Milletin malumudur ki 1950 den bu yana iktidar yüzü görmeyen CHP, milletin demirbaş muhalefet gücü olarak her alanda muhalefet yapmaya devam etmiş, devletin büyümesi ve gelişmesi önünde engel olma takoz olma siyasetinden asla vazgeçmemiştir. Onlar ve onların yardakçıları bir sürü cilalı söylemlerle devletin bugünlere gelmesinde çok emekleri olduğunu iddia etse de;
-1923 ten 1950 ye kadar tek parti ile ve partili cumhurbaşkanı ile devleti idare eden ve millete nefes aldırmayan, diktatör ve despot bir yönetim sistemi ortaya koyan CHP partili cumhurbaşkanına en ciddi muhalefeti yapmıştır ve yapmaya devam etmektedir.
-1923 ten 1950 ye kadar hiçbir savaşa girmeyen Türkiye ekonomik ve siyasi olarak bir arpa boyu yol dahi gidememişken son yirmi yılda devletin etken bir siyaset izlemesinden en çok rahatsız olan parti CHP dir.
-1950 den itibaren Demokrat Parti İktidarında yapılan her türlü hizmetin karşısında kale gibi duran CHP dir. En açık örneklerinden biridir ki; ellili yıllarda İstanbul’da açılan VATAN ve MİLLET caddelerine de “bu kadar geniş caddelere uçak mı indireceksiniz” gerekçesiyle itiraz eden ve karşı çıkan CHP dir.
-Demokrasiye karşı her türlü askeri operasyonlara ve ihtilallere destek veren ve özgürlükleri kısıtlayan zihniyet CHP zihniyetidir.
-1970 li yıllarda İstanbul’da “1.boğaz köprüsünün yapımına karşı çıkan CHP dir.
-Turgut Özal döneminde 2.Boğaz Köprüsünün yapımına karşı çıkan yine o dönem Deniz Baykal liderliğindeki CHP dir.
-En son AK parti iktidarında da; 3.Köprü inşasına karşı çıkan CHP dir.
-Hızlı tren projelerine karşı çıkan CHP dir.
-Marmaray’a karşı çıkan CHP dir.
-İstanbul’daki ikinci havaalanına karşı çıkan CHP dir.
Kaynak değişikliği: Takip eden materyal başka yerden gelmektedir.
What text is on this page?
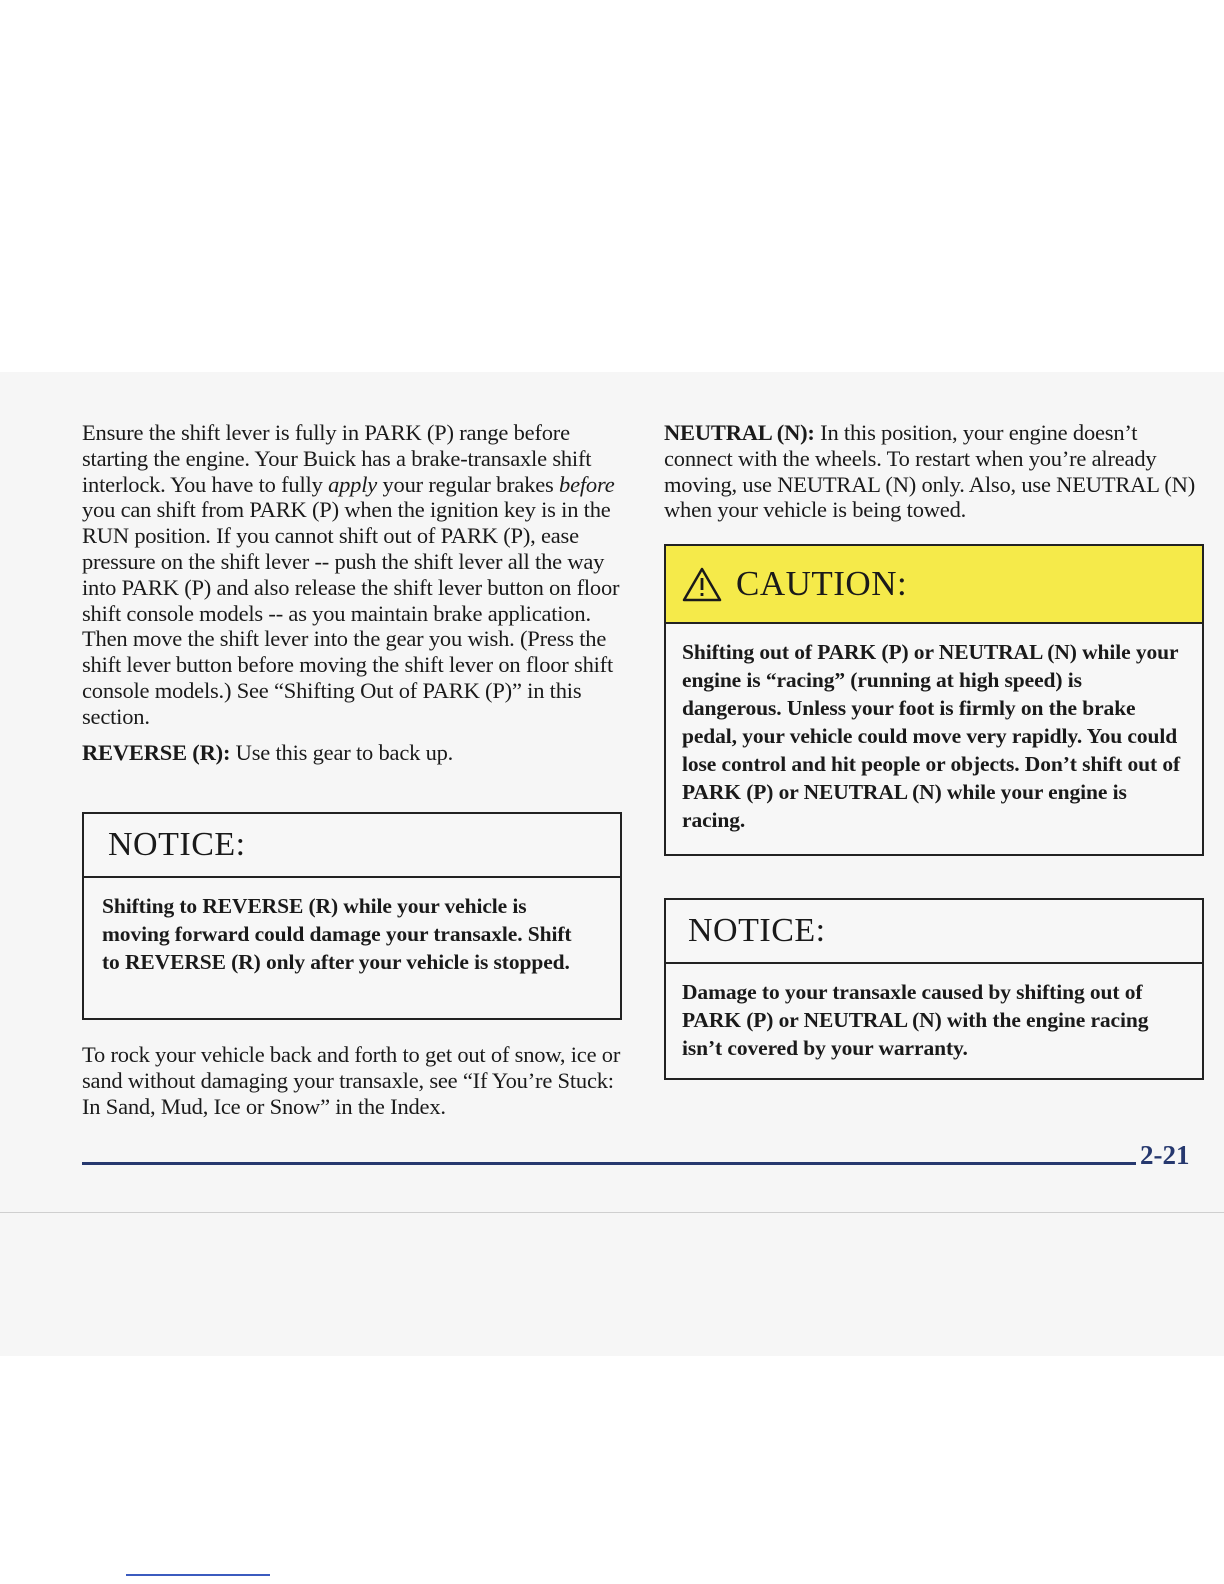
Ensure the shift lever is fully in PARK (P) range before starting the engine. Your Buick has a brake-transaxle shift interlock. You have to fully apply your regular brakes before you can shift from PARK (P) when the ignition key is in the RUN position. If you cannot shift out of PARK (P), ease pressure on the shift lever -- push the shift lever all the way into PARK (P) and also release the shift lever button on floor shift console models -- as you maintain brake application. Then move the shift lever into the gear you wish. (Press the shift lever button before moving the shift lever on floor shift console models.) See “Shifting Out of PARK (P)” in this section.

REVERSE (R): Use this gear to back up.

NOTICE:
Shifting to REVERSE (R) while your vehicle is moving forward could damage your transaxle. Shift to REVERSE (R) only after your vehicle is stopped.

To rock your vehicle back and forth to get out of snow, ice or sand without damaging your transaxle, see “If You’re Stuck: In Sand, Mud, Ice or Snow” in the Index.

NEUTRAL (N): In this position, your engine doesn’t connect with the wheels. To restart when you’re already moving, use NEUTRAL (N) only. Also, use NEUTRAL (N) when your vehicle is being towed.

CAUTION:
Shifting out of PARK (P) or NEUTRAL (N) while your engine is “racing” (running at high speed) is dangerous. Unless your foot is firmly on the brake pedal, your vehicle could move very rapidly. You could lose control and hit people or objects. Don’t shift out of PARK (P) or NEUTRAL (N) while your engine is racing.
NOTICE:
Damage to your transaxle caused by shifting out of PARK (P) or NEUTRAL (N) with the engine racing isn’t covered by your warranty.
2-21
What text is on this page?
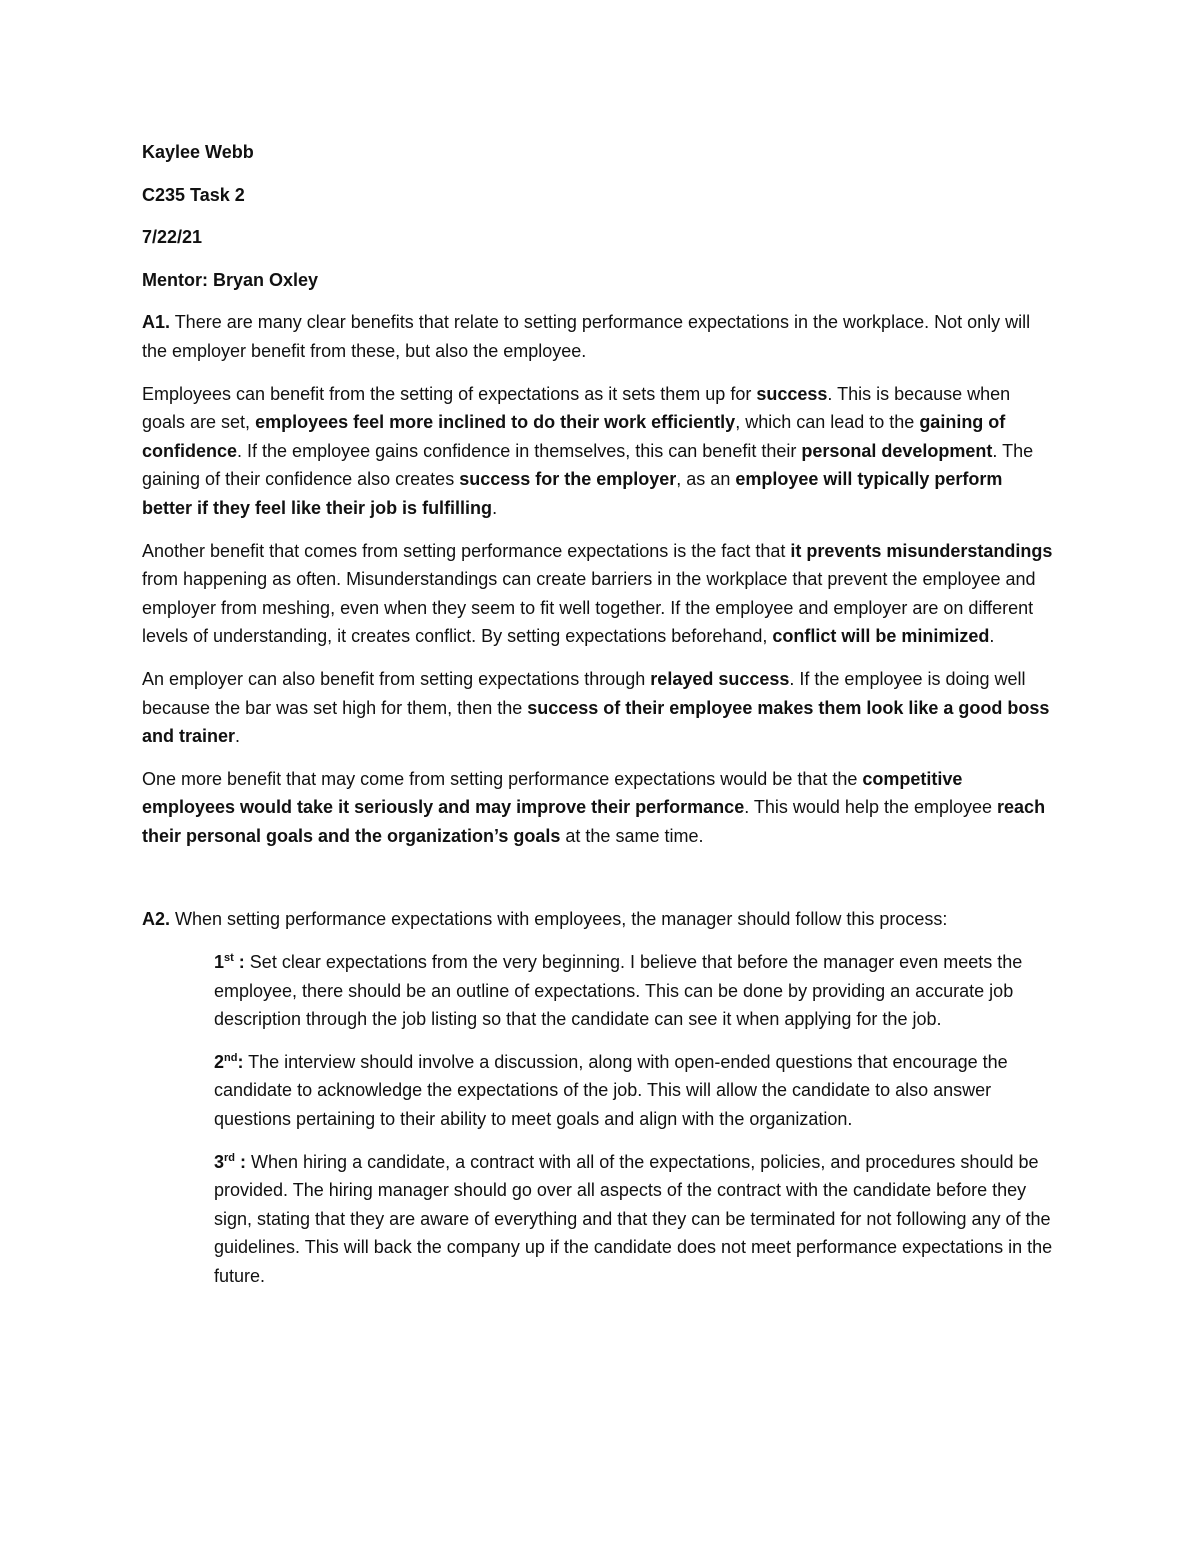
Kaylee Webb

C235 Task 2

7/22/21

Mentor: Bryan Oxley

A1. There are many clear benefits that relate to setting performance expectations in the workplace. Not only will the employer benefit from these, but also the employee.

Employees can benefit from the setting of expectations as it sets them up for success. This is because when goals are set, employees feel more inclined to do their work efficiently, which can lead to the gaining of confidence. If the employee gains confidence in themselves, this can benefit their personal development. The gaining of their confidence also creates success for the employer, as an employee will typically perform better if they feel like their job is fulfilling.

Another benefit that comes from setting performance expectations is the fact that it prevents misunderstandings from happening as often. Misunderstandings can create barriers in the workplace that prevent the employee and employer from meshing, even when they seem to fit well together. If the employee and employer are on different levels of understanding, it creates conflict. By setting expectations beforehand, conflict will be minimized.

An employer can also benefit from setting expectations through relayed success. If the employee is doing well because the bar was set high for them, then the success of their employee makes them look like a good boss and trainer.

One more benefit that may come from setting performance expectations would be that the competitive employees would take it seriously and may improve their performance. This would help the employee reach their personal goals and the organization’s goals at the same time.

A2. When setting performance expectations with employees, the manager should follow this process:

1st : Set clear expectations from the very beginning. I believe that before the manager even meets the employee, there should be an outline of expectations. This can be done by providing an accurate job description through the job listing so that the candidate can see it when applying for the job.

2nd: The interview should involve a discussion, along with open-ended questions that encourage the candidate to acknowledge the expectations of the job. This will allow the candidate to also answer questions pertaining to their ability to meet goals and align with the organization.

3rd : When hiring a candidate, a contract with all of the expectations, policies, and procedures should be provided. The hiring manager should go over all aspects of the contract with the candidate before they sign, stating that they are aware of everything and that they can be terminated for not following any of the guidelines. This will back the company up if the candidate does not meet performance expectations in the future.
-Yine İstanbul’da 3.Havaalanına da şiddetle karşı çıkan CHP dir.
-Şimdilerde Kanal İstanbul’a karşı çıkan da CHP dir.
Sözü uzatmadan konuyu az değiştirelim.
Bir tv dizisi yapılıp Adnan Menderes’in aşkı yıllar sonra film haline getirilmiştir fakat;
-Lord Kinros’un “Bir milletin yeniden doğuşu” kitabında anlattığı Atatürk’ün aşklarıdır.
-Çok uzak olmayan tarihlerde Aynur Aydan ile otelde basılan CHP li bakan Hasan Fehmi Güneş’tir.
-Evli bir milletvekili bayan ile kasetleri ortaya çıkan CHP lideri Deniz Baykal’dır.
-Müjde Ar isimli oyuncu ile yıllarca metres hayatı yaşayıp sonrasında evlenen CHP li bir eski bakan Ercan Karakaş’tır.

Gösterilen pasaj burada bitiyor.